Der linke, sprich sozialistische Ansatz gegen Armut ist der Sozialstaat. Das heißt die armen Bürger abhängig zu machen von der staatlichen Hand und die reicheren Bürger dafür per Zwang arbeiten zu lassen. Es ist eine Umverteilung von Kapital, weg von jenen Händen, die dafür arbeiten, in jene Hände, die davon leben. Das löst keine Armut. Das erhält sie. Es hält die Bürger abhängig vom Staat und schafft ein Bürgertum, welches die Abgabe von persönlicher Freiheit und Eigenverantwortung an den Staat mehr schätzt, als persönliche Freiheit. Es ist angenehmer sich vom Staat füttern zu lassen, als selbstverantwortlich zu leben – mit allen Konsequenzen.
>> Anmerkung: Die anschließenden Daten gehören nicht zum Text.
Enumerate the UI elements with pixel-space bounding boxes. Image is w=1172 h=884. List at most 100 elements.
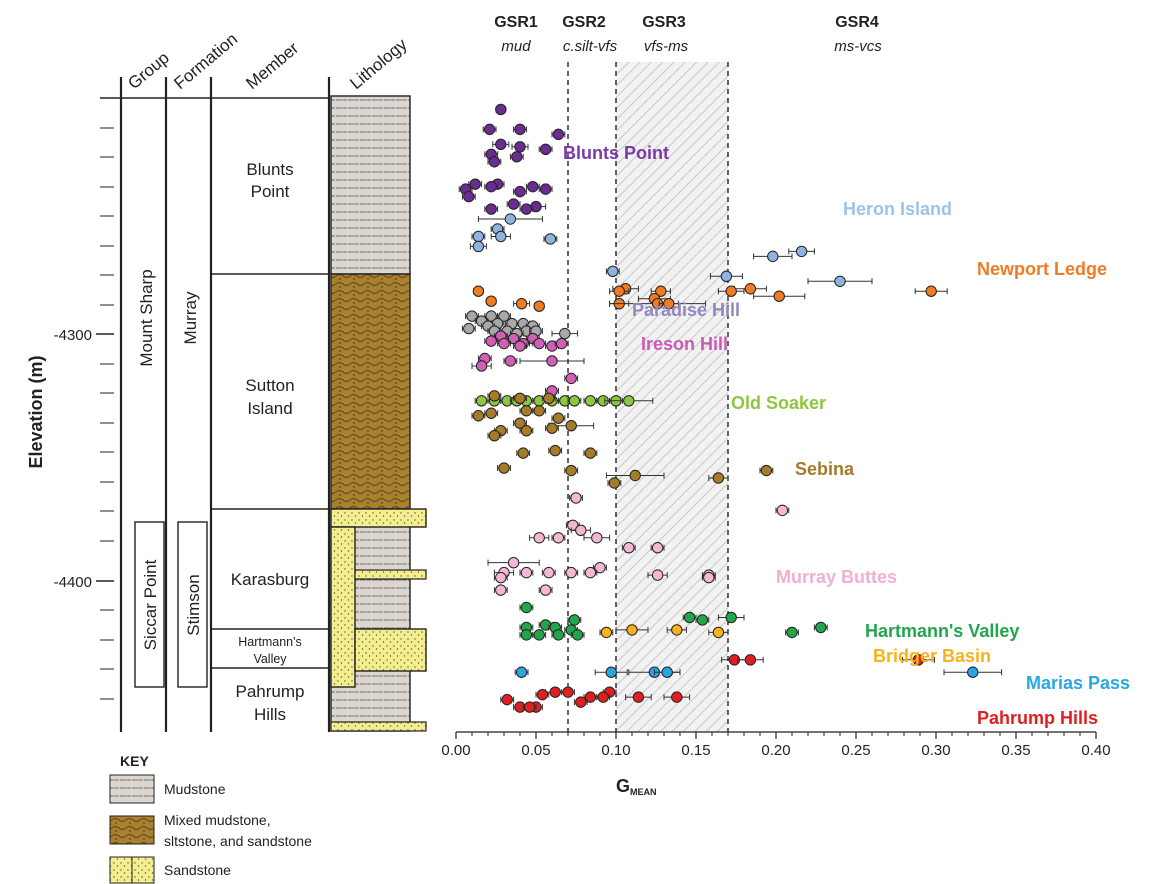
data-point — [504, 213, 517, 225]
data-point — [514, 340, 526, 352]
member-sutton-island-2: Island — [247, 399, 292, 418]
data-point — [776, 504, 789, 517]
data-point — [533, 532, 545, 544]
data-point — [514, 392, 526, 405]
gsr1-sub: mud — [501, 38, 531, 55]
y-tick-4400: -4400 — [54, 574, 92, 591]
key-label-mixed-1: Mixed mudstone, — [164, 812, 271, 828]
data-point — [466, 310, 478, 322]
formation-murray: Murray — [181, 291, 200, 344]
data-point — [725, 285, 737, 297]
data-point — [608, 477, 621, 489]
data-point — [472, 230, 485, 243]
data-point — [623, 542, 635, 554]
data-point — [568, 614, 581, 626]
data-point — [533, 337, 545, 350]
data-point — [498, 337, 510, 350]
data-point — [485, 335, 497, 347]
data-point — [552, 629, 565, 641]
group-siccar-point: Siccar Point — [141, 559, 160, 650]
data-point — [584, 447, 597, 459]
data-point — [663, 297, 675, 310]
key-swatch-sandstone-a — [109, 856, 133, 884]
data-point — [543, 392, 555, 405]
key-title: KEY — [120, 753, 149, 769]
data-point — [671, 691, 683, 703]
x-tick-label: 0.10 — [601, 742, 630, 759]
x-tick-label: 0.05 — [521, 742, 550, 759]
y-tick-4300: -4300 — [54, 327, 92, 344]
gsr-headers: GSR1 mud GSR2 c.silt-vfs GSR3 vfs-ms GSR… — [494, 14, 882, 55]
member-pahrump-hills-1: Pahrump — [236, 682, 305, 701]
group-label: Ireson Hill — [641, 334, 728, 354]
x-axis-title: GMEAN — [616, 776, 657, 797]
data-point — [600, 626, 613, 639]
data-point — [552, 412, 565, 424]
data-point — [559, 327, 571, 340]
x-tick-label: 0.35 — [1001, 742, 1030, 759]
x-tick-label: 0.15 — [681, 742, 710, 759]
data-point — [488, 156, 501, 168]
data-point — [607, 265, 619, 278]
data-point — [565, 372, 577, 385]
data-point — [632, 691, 645, 703]
data-point — [463, 190, 475, 203]
group-label: Heron Island — [843, 199, 952, 219]
gsr3-shaded-band — [616, 62, 728, 732]
data-point — [725, 611, 737, 624]
data-point — [786, 626, 798, 639]
data-point — [683, 611, 696, 624]
data-point — [495, 103, 507, 116]
data-point — [584, 395, 597, 407]
data-point — [472, 410, 485, 422]
group-label: Pahrump Hills — [977, 708, 1098, 728]
group-label: Hartmann's Valley — [865, 621, 1019, 641]
data-point — [795, 245, 808, 258]
data-point — [495, 571, 507, 584]
data-point — [533, 629, 545, 641]
header-member: Member — [242, 38, 302, 93]
data-point — [584, 691, 597, 703]
data-point — [703, 571, 715, 584]
data-point — [651, 569, 664, 581]
header-lithology: Lithology — [346, 34, 411, 93]
group-label: Blunts Point — [563, 143, 669, 163]
data-point — [720, 270, 733, 282]
data-point — [539, 143, 552, 155]
data-point — [520, 566, 533, 579]
data-point — [555, 337, 568, 350]
member-hartmanns-valley-2: Valley — [253, 652, 287, 666]
litho-mixed — [330, 273, 411, 510]
gsr2-name: GSR2 — [562, 14, 606, 31]
member-hartmanns-valley-1: Hartmann's — [238, 635, 302, 649]
data-point — [565, 464, 577, 477]
litho-mudstone-upper — [330, 95, 411, 275]
key-swatch-sandstone-b — [131, 856, 155, 884]
data-point — [571, 629, 584, 641]
data-point — [511, 151, 523, 163]
data-point — [543, 566, 555, 579]
group-label: Sebina — [795, 459, 855, 479]
data-point — [605, 666, 617, 678]
data-point — [565, 566, 577, 579]
data-point — [591, 532, 603, 544]
x-tick-label: 0.20 — [761, 742, 790, 759]
litho-sand-top — [330, 508, 427, 528]
group-label: Murray Buttes — [776, 567, 897, 587]
data-point — [594, 561, 606, 574]
data-point — [514, 123, 526, 136]
strat-column: Group Formation Member Lithology — [26, 29, 427, 732]
data-point — [536, 688, 549, 701]
group-label: Newport Ledge — [977, 259, 1107, 279]
data-point — [834, 275, 846, 287]
x-axis-ticks: 0.00 0.05 0.10 0.15 0.20 0.25 0.30 0.35 0.40 — [441, 732, 1111, 759]
data-point — [565, 420, 577, 432]
data-point — [520, 203, 533, 215]
data-point — [623, 395, 635, 407]
data-point — [912, 654, 925, 666]
key-swatch-mixed — [109, 815, 155, 845]
header-formation: Formation — [170, 29, 241, 93]
group-siccar-point-box — [134, 521, 165, 688]
data-point — [485, 180, 497, 193]
data-point — [568, 395, 581, 407]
Die Lösung für Armut ist der freie Markt. Die Befreiung der Wirtschaft möglichst breite Chancen für Betätigung zu schaffen. Die Befreiung des Vertragsrechtes von staatlichen Regulieren (Mindestlohn etc.) erlaubt es besser auch kleineren oder neuen Unternehmen in den Wettbewerb des Marktes zu treten und diversifiziert so den Markt aus. Die Befreiung der Wissenschaft erlaubt es möglichst viele Innovationen hervorzubringen. Die Befreiung der Verfügbarkeit von Kapital erlaubt es diese Innovation zu vermarkten und so Betätigungen zu schaffen. Die Abschaffung von unnötigen Abgaben und Steuern hält das Kapital in der Wirtschaft. Kapitalismus bekämpft Armut, denn es schafft Arbeitsplätze. Arbeitsplätze bekämpfen Armut und nicht Staatsabhängigkeit. Vor allem aber schafft es ein unabhängiges Leben vom Staat und somit einen Bürger, der auch dem Staat gegenüber kritisch ist und seine persönliche Freiheit schätzt.